I think that this is similar to what humans do when they express confidence in a probability. However, there is an important difference, as in the previous case my ‘confidence in a probability’ corresponded to some hidden parameter that dictated the results of the coin under repeated trials. The hidden parameter in most real-world situations is far less clear, and we also don’t usually get to see repeated trials (I don’t think this should matter, but unfortunately my intuition is frequentist).
This is also a problem I have thought about a bit. I plan to think about it more, organize my thoughts, and hopefully make a post about it soon, but in the meantime I’ll sketch my ideas. (It’s unfortunate that this comment appeared in a post that was so severely downvoted, as less people are likely to think about it now.)
There is no sense in which an absolute probability can be uncertain. Given our priors, and the data we have, Bayes’ rule can only give one answer.
However, there is a sense in which conditional probability can be uncertain. Since all probabilities in reality are conditional (at the very least, we have to condition on our thought process making any sense at all), it will be quite common in practice to feel uncertain about a probability, and to be well-justified in doing so.
Let me illustrate with the coin example. When I say that the next flip has a 50% chance of coming up heads, what I really mean is that the coin will come up heads in half of all universes that I can imagine (weighted by likelihood of occurrence) that are consistent with my observations so far.
However, we also have an estimate of another quantity, namely ‘the probability that the coin comes up heads’ (generically). I’m going to call this the weight of the coin since that is the colloquial term. When we say that we are 50% confident that the coin comes up heads (and that we have a high degree of confidence in our estimate), we really mean that we believe that the distribution over the weight of the coin is tightly concentrated about one-half. This will be the case after 10,000 flips, but not after 5 flips. (In fact after N heads and N tails, a weight of x has probability proportional to [x(1-x)] ^N.)

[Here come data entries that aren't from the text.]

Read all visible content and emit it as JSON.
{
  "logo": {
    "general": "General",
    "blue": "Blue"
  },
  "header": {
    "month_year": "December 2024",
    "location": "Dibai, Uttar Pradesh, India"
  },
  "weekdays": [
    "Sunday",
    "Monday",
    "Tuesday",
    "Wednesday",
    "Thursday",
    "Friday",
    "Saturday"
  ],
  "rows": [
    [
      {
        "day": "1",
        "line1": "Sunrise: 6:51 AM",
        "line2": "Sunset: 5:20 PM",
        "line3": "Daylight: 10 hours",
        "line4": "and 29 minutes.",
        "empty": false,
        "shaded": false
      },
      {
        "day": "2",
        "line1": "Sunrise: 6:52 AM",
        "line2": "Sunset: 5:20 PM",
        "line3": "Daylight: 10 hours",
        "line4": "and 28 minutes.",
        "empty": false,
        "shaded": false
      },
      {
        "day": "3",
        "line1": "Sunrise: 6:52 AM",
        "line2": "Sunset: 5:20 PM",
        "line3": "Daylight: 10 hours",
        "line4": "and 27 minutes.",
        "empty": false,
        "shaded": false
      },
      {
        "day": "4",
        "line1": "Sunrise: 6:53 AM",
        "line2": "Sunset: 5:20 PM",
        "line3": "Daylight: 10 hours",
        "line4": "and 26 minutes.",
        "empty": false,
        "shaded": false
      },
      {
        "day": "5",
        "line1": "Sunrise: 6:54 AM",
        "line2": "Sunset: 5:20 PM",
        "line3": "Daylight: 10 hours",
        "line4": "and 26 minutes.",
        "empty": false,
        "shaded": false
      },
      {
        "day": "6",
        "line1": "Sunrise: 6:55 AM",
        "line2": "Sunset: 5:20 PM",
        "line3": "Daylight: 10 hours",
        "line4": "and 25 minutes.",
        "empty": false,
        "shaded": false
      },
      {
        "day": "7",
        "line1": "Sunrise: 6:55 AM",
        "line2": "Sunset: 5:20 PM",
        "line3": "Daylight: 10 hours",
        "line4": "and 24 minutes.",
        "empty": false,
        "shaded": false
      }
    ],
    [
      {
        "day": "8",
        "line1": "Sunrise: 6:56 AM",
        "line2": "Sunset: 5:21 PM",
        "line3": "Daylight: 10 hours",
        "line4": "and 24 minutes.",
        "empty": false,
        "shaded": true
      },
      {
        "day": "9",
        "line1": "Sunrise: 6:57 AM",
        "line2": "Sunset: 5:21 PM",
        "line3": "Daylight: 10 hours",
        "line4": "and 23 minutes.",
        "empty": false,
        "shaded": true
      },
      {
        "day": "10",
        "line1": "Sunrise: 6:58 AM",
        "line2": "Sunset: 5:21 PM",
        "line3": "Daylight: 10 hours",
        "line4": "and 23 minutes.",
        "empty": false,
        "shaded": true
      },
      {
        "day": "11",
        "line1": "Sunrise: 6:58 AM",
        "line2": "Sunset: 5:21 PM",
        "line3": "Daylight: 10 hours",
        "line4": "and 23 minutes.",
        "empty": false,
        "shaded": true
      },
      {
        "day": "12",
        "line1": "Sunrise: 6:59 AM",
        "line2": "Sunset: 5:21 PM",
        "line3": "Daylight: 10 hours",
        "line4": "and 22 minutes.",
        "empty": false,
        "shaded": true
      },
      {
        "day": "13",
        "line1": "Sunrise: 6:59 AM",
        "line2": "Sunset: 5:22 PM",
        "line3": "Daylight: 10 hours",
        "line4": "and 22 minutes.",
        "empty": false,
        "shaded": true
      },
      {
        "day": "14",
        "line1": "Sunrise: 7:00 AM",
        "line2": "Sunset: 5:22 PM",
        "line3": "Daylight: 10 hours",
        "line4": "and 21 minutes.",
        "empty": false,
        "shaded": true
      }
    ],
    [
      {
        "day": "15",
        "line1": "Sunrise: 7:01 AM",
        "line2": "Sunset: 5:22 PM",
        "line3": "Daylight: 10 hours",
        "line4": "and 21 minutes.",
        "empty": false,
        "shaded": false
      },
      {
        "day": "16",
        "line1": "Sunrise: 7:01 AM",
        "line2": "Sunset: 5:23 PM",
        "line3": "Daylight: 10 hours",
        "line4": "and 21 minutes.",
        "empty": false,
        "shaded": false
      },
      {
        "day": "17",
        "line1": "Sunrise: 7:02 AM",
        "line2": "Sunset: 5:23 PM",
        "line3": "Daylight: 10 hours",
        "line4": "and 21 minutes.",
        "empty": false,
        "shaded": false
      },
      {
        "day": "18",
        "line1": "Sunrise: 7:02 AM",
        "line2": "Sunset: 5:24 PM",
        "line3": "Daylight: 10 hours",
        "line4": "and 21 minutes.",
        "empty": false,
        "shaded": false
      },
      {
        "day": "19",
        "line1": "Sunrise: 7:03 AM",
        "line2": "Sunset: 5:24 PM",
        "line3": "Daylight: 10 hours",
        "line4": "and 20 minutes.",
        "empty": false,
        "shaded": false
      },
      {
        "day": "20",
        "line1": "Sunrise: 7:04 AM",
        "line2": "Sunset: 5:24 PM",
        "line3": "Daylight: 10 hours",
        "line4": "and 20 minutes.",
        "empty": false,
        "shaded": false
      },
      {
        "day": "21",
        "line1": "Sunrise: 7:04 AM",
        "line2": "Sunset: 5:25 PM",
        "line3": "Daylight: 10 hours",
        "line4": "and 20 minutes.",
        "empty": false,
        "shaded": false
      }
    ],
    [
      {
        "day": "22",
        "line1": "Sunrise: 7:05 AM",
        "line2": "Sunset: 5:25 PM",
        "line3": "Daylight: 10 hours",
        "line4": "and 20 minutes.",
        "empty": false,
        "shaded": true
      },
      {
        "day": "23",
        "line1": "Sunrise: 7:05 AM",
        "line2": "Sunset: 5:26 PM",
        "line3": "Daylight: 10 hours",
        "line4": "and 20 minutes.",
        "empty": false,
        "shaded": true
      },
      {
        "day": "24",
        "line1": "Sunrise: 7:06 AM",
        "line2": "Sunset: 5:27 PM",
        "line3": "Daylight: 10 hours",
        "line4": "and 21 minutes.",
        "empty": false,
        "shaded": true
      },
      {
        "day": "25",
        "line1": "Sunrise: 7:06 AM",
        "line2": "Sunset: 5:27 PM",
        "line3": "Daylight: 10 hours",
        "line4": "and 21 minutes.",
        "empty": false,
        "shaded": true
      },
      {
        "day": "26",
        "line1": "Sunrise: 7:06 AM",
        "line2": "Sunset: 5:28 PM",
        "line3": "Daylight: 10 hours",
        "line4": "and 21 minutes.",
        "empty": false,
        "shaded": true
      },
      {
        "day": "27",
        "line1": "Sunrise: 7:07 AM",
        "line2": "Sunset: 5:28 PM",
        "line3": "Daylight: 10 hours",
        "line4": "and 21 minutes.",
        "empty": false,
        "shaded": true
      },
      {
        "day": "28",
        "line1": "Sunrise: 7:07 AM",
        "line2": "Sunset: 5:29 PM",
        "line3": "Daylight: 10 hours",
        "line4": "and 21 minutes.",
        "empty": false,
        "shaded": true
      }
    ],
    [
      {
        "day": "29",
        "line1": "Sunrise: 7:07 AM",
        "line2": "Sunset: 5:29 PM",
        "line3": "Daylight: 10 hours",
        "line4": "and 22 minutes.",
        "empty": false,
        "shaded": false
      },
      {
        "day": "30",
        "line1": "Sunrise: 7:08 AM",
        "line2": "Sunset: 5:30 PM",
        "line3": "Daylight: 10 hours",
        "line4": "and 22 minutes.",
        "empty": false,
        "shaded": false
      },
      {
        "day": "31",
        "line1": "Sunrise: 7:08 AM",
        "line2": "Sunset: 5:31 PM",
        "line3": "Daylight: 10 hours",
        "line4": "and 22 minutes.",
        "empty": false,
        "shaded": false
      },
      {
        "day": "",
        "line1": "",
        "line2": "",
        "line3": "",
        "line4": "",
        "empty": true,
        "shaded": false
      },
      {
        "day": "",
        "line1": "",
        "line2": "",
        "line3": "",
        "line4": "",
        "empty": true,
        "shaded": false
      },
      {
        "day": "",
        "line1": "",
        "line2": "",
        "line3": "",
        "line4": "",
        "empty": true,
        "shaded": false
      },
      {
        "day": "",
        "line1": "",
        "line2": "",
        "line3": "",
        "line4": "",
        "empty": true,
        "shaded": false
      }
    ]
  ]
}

What is important to realize is that the statement ‘the coin will come up heads with probability 50%’ means ‘I believe that in half of all conceivable universes the coin will come up heads’, whereas ‘I am 90% confident that the coin will come up heads with probability 50%’ means something more along the lines of ‘I believe that in 90% of all conceivable universes my models predict a 50% chance of heads’. But there is also the difference that in the second statement, the ’90% of all conceivable universes’ only actually specifies them up to the extent that our models need in order to take over.
I think that this is similar to what humans do when they express confidence in a probability. However, there is an important difference, as in the previous case my ‘confidence in a probability’ corresponded to some hidden parameter that dictated the results of the coin under repeated trials. The hidden parameter in most real-world situations is far less clear, and we also don’t usually get to see repeated trials (I don’t think this should matter, but unfortunately my intuition is frequentist).